Crystal has been a long-term part of our culture from ancient times. With a history of being a precious metal in India, and as a gift to kings and queens in Egypt, the concept of crystal has traveled and evolved. It was the first precious metal to be discovered, and it became the most valuable metal in Europe. Today it still holds its value, despite the changing political climate and the increasing commercialization of the art world.
In Crystal Bridges Museum of American Art, Lauren Haynes and Joachim Pissarros, co-curators of Crystal Bridges Contemporary Art, look at how crystals have changed through the centuries as art medium. According to an exhibition scheduled by the curator of modern art in Crystal Bridges Museum of Art, Joachim Pissaro, Crystals in Art – Ancient to Modern explores the rich and diverse connections between art and crystal throughout history.
Themes of crystals have permeated the art that is created in the present. Pissaro uses the crystal as a central theme for his collection of modern art. The crystal, he said, “is embedded in our culture,” and in contemporary art from the artist uses it as a guide. Crystals and other objects, like flowers, are used in the painting “Lilies and the Chrysanthemum” by Andy Warhol; in “Strawberries and Champagne” by Diane Arbus; and in Warhol’s famous “Campus Fountain.”
Pissaro and Haynes found that the relationship between crystals in art and the artist and his/her work was not always clear. Some artists did not like the idea of crystals as part of their work, so the connection was often tenuous. Still, some artists made a point of including them in their works. One of the highlights of the exhibition was a painting titled “The Crystal Ball,” done by Andy Warhol in 1986. In this piece, Warhol uses a crystal ball to symbolize life. The crystal is surrounded by flowers and other flowers, and as the artist points out, there is an inherent connection to life and the natural world in Warhol’s use of the crystal ball.
Crystal as an important part of art was not lost on contemporary artists either. In an exhibit entitled “Citrine,” sponsored by the Crystal Bridges Museum and displayed by the Art Society of Baltimore, artist Eloise Anderson showed how the color and purity of crystals can enhance the beauty of works of art.
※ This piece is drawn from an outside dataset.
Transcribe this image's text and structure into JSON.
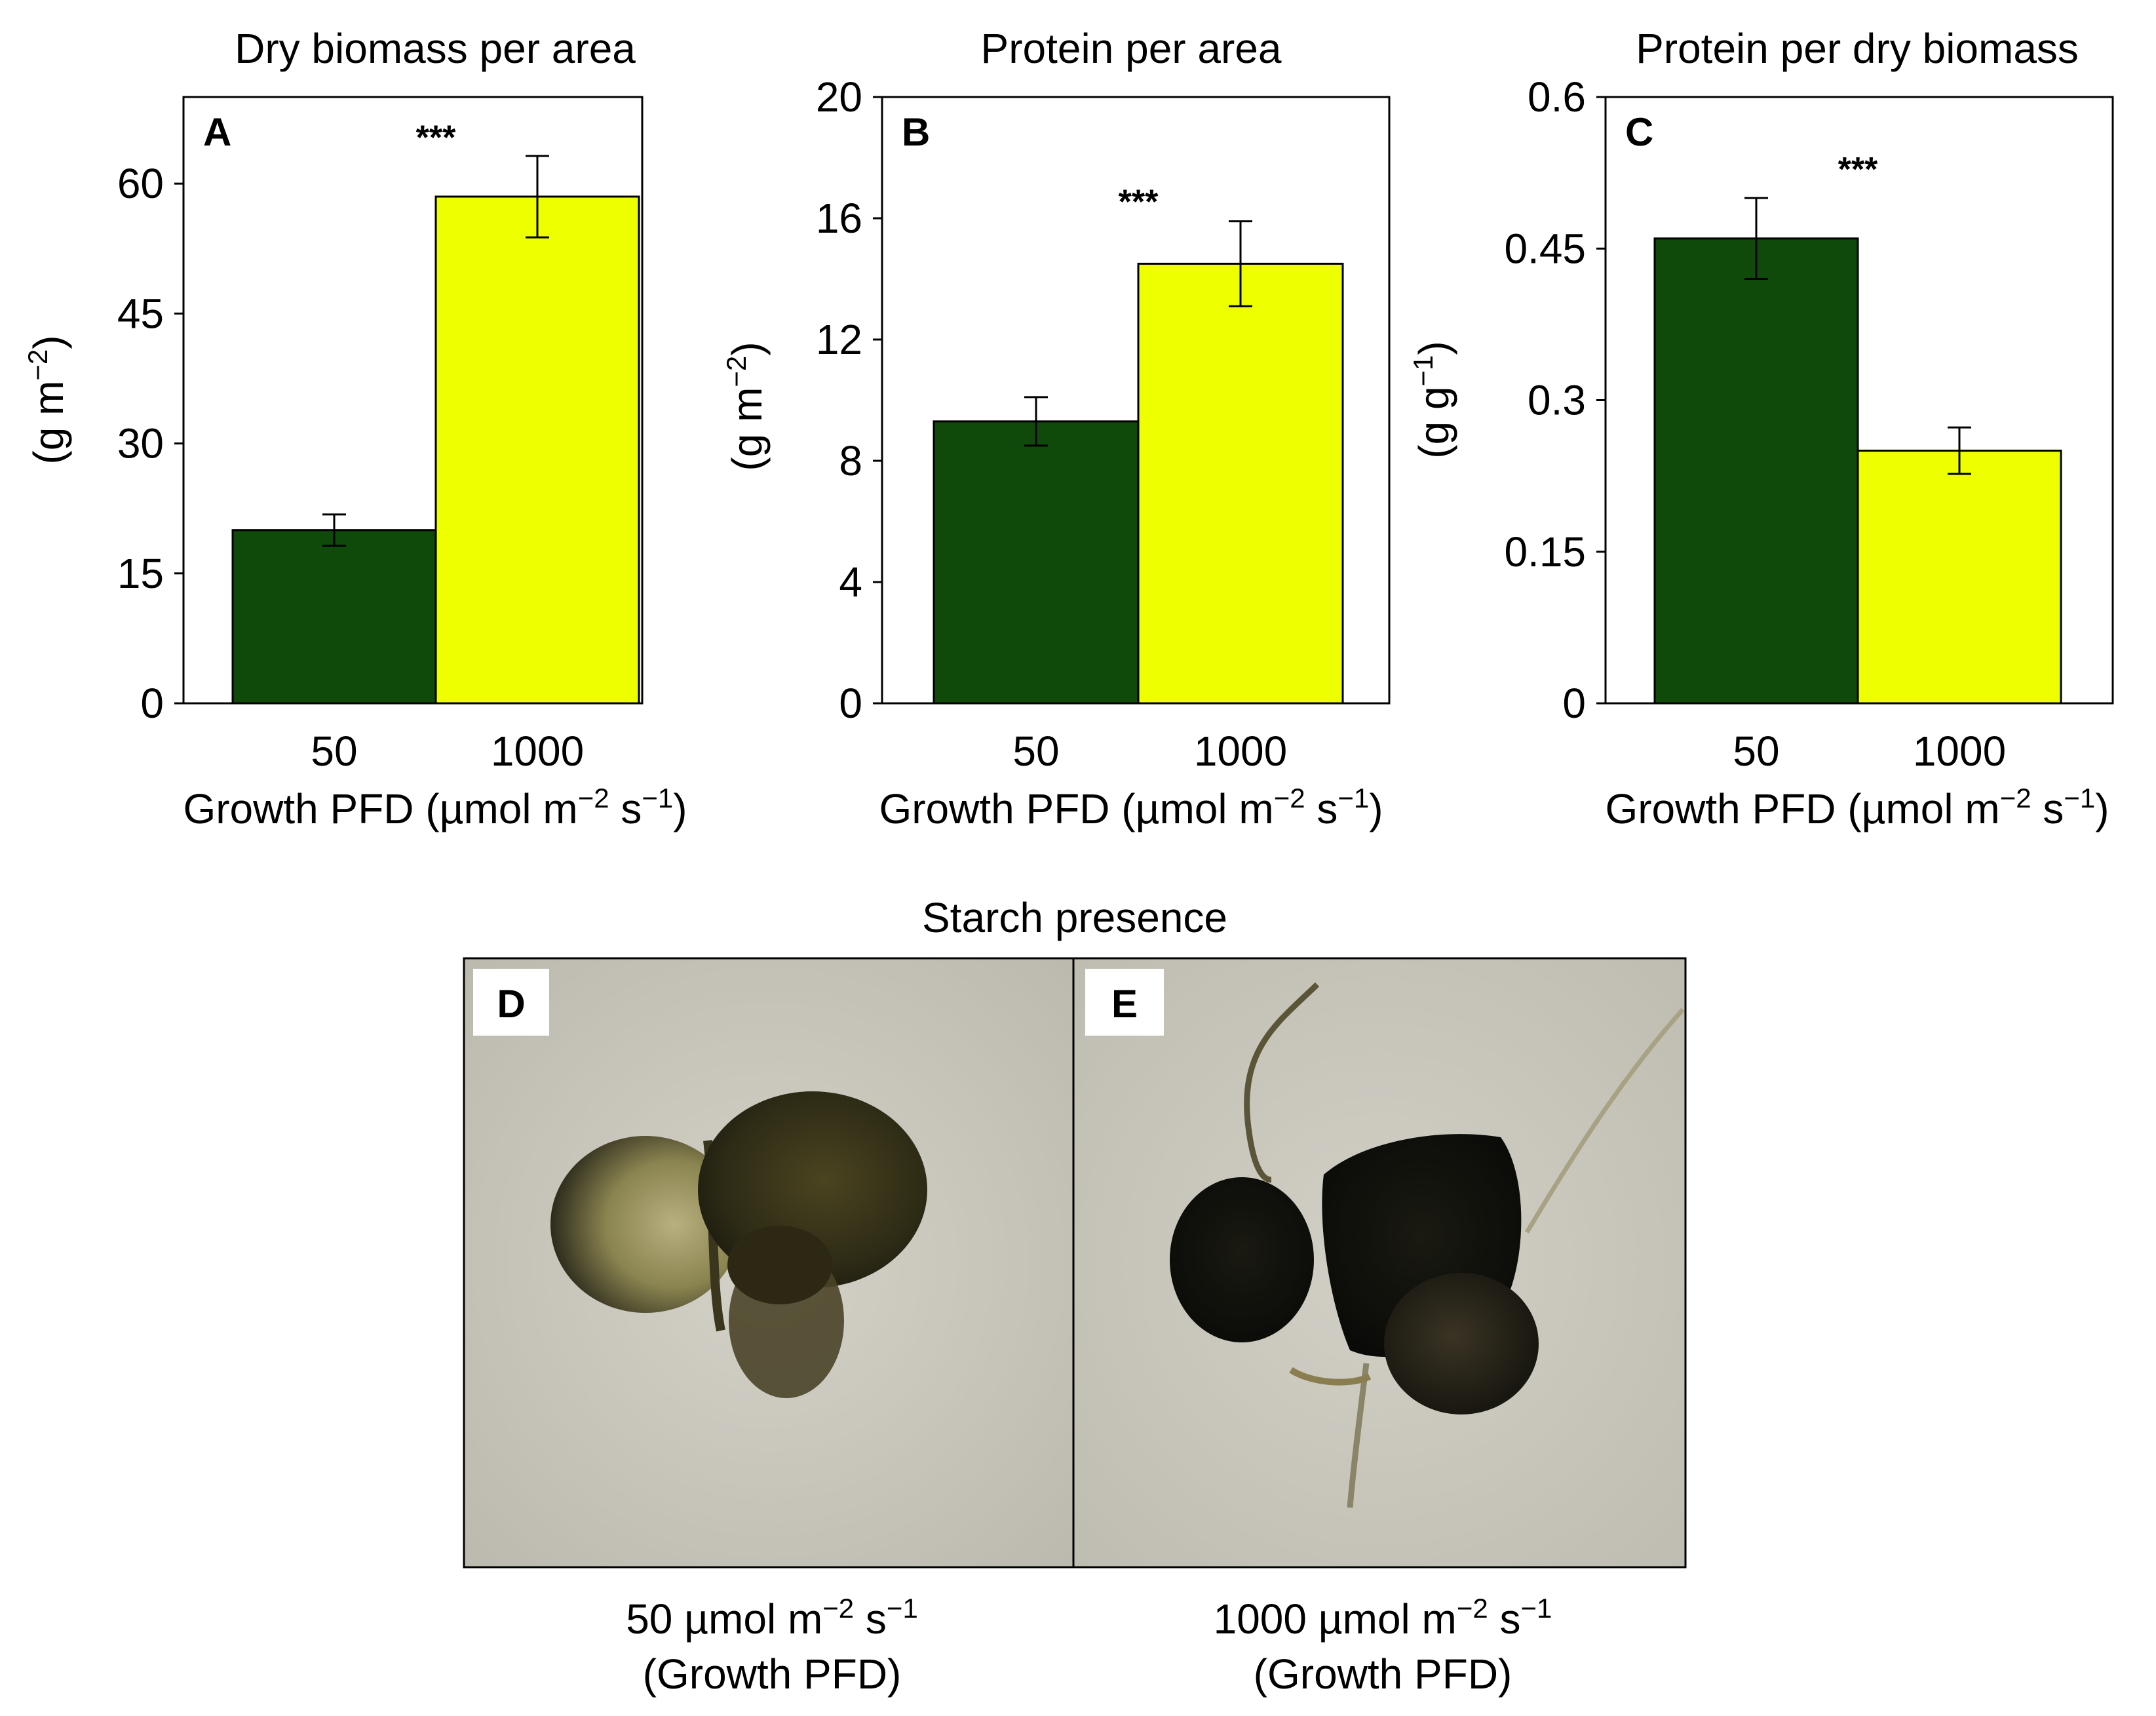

Anderson created an oil painting using a combination of crystals and mother of pearl, and in the same way she highlighted the colors of the crystals. she highlighted her own sense of spirituality and femininity. The art in the exhibit, which featured photographs of people from all over the world, included both African and Native American cultures, displayed the power of crystals in art and highlighted the fact that they hold special meaning in different cultures.
The crystals in the art that Pissaro sees as meaningful in contemporary art are those with more to do with the beauty of nature than that of the artist and the artwork created with them. “I see crystals as a reminder of the richness of life and nature,” he said. “It is possible to find art made entirely of crystals that have meaning, beauty, and beauty that transcend the artist and the art.” “Crystals are always going to be the subject matter of art,” he continued. “It is up to us, as artists, to use our ability to perceive and interpret them to enrich what we create.” And in his words, “crystals in art are the perfect representation of the infinite.”